E, sobre essa relação entre as ideias nos textos e os filmes que são feitos, me parece que a gente sempre lembra muito das referências desses dois movimentos de ruptura, a Nouvelle Vague e o Cinema Novo, porque foram muito marcantes, mas na verdade em diversos países e épocas há muitos casos dessa dupla militância. Acho que o ponto mais curioso é pensar em que medida esses filmes de gente com esse percurso são filmes que dialogam (ou seja, pensam de forma crítica) com a tradição e as questões atuais.
Com relação a isso, discordo um pouco acerca do No Meu Lugar. Acho que a amargura do filme é forte o bastante para não concordar com a sua impressão sobre o esmaecimento do pathos. Não me parece que ele peca por frieza, mas certamente é um filme sombrio.
abraços,
Obrigado, Daniel, por suas considerações. De fato, quando mencionei a polivalência de vários profissionais de gerações mais novas que a minha, entre os quais você é um dos que mais respeito, estava implícito que não havia uma cronologia. A realização e a crítica são partes de uma mesma “respiração”, uma mesma atitude de culto e debate em torno do cinema. Sendo assim, nem importa tanto o que veio primeiro, não é verdade?
Quanto ao filme do Valente, insisto em ver ali uma postura bastante artificial, como se fosse mais a aplicação de um ideário (importado de filmes asiáticos, principalmente) que a expressão de um desejo pessoal de cinema. Daí a minha sensação de vazio, de formas que não são geradas por um sentido vindo da vida, mas por um programa estético cerebral. Sei que o filme tem muitos admiradores, mas apenas não me incluo entre eles.
Abraço grande!
Muito interessante essa reflexão do Carlos Alberto sugerindo uma confusão de lugares. Lembro que nem sempre artistas são bons ensaistas sobre obras alheias (e/ou próprias).
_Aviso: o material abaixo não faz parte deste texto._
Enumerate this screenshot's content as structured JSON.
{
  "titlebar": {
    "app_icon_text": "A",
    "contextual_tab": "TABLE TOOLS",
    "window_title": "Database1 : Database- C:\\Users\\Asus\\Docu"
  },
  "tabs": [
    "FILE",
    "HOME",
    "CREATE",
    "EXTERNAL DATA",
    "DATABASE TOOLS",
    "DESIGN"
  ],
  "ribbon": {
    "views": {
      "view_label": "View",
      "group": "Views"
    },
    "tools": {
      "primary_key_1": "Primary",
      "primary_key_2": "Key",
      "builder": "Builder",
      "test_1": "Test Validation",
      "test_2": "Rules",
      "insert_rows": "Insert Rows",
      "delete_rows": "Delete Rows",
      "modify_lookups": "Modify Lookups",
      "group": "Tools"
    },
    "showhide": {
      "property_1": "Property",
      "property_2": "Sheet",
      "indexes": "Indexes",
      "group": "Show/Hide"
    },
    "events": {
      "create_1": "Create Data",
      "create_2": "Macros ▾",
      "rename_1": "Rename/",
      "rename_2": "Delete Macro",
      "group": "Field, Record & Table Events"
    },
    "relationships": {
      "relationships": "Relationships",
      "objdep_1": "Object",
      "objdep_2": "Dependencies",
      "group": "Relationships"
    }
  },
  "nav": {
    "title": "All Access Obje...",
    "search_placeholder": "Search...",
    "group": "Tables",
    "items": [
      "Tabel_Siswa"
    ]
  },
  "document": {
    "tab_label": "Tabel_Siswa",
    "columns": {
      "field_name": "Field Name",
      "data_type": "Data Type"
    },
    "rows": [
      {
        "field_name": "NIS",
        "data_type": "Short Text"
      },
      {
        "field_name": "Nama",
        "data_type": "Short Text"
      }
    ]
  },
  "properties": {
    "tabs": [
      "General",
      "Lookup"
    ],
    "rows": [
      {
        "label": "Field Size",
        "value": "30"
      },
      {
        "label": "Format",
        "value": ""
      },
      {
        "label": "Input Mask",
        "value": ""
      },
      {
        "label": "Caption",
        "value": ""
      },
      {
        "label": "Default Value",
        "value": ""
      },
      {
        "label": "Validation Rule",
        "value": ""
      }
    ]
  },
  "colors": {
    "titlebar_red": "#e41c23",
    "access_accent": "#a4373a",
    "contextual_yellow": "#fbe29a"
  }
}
Henry James desanca com “Madame Bovary”, de Flaubert.
Ainda não pude ir ver “No Meu Lugar”, mas já li vários textos que seriam da “nova crítica”. Nova? Não tenho certeza, parece-me que quase sempre seguem modelos já bem conhecidos e nada novos de publicações estrangeiras.
Muitas vezes os textos são bem escritos, geralmente com ênfase na análise da forma fílmica (quando várias digressões subjetivas podem ganhar ares de verdades objetivas, sem que sejam nem verdades únicas como parecem pretender – apenas inevitáveis impresões e/ou digressões e /ou associações pessoais – e muito menos objetivas, é claro).
Mas de vez em quando arriscam até mesmo questionamentos morais sobre o “conteúdo” de alguns filmes. Talvez quando o filme está sendo questionado. Quando está sendo elogiado não encontro a mesma preocupação supostamente ética. (Que aliás, eu defendo como uma forma de abordagem de filmes ou livros. Para todos os filmes, não apenas para aqueles que se quer questionar ou mesmo condenar.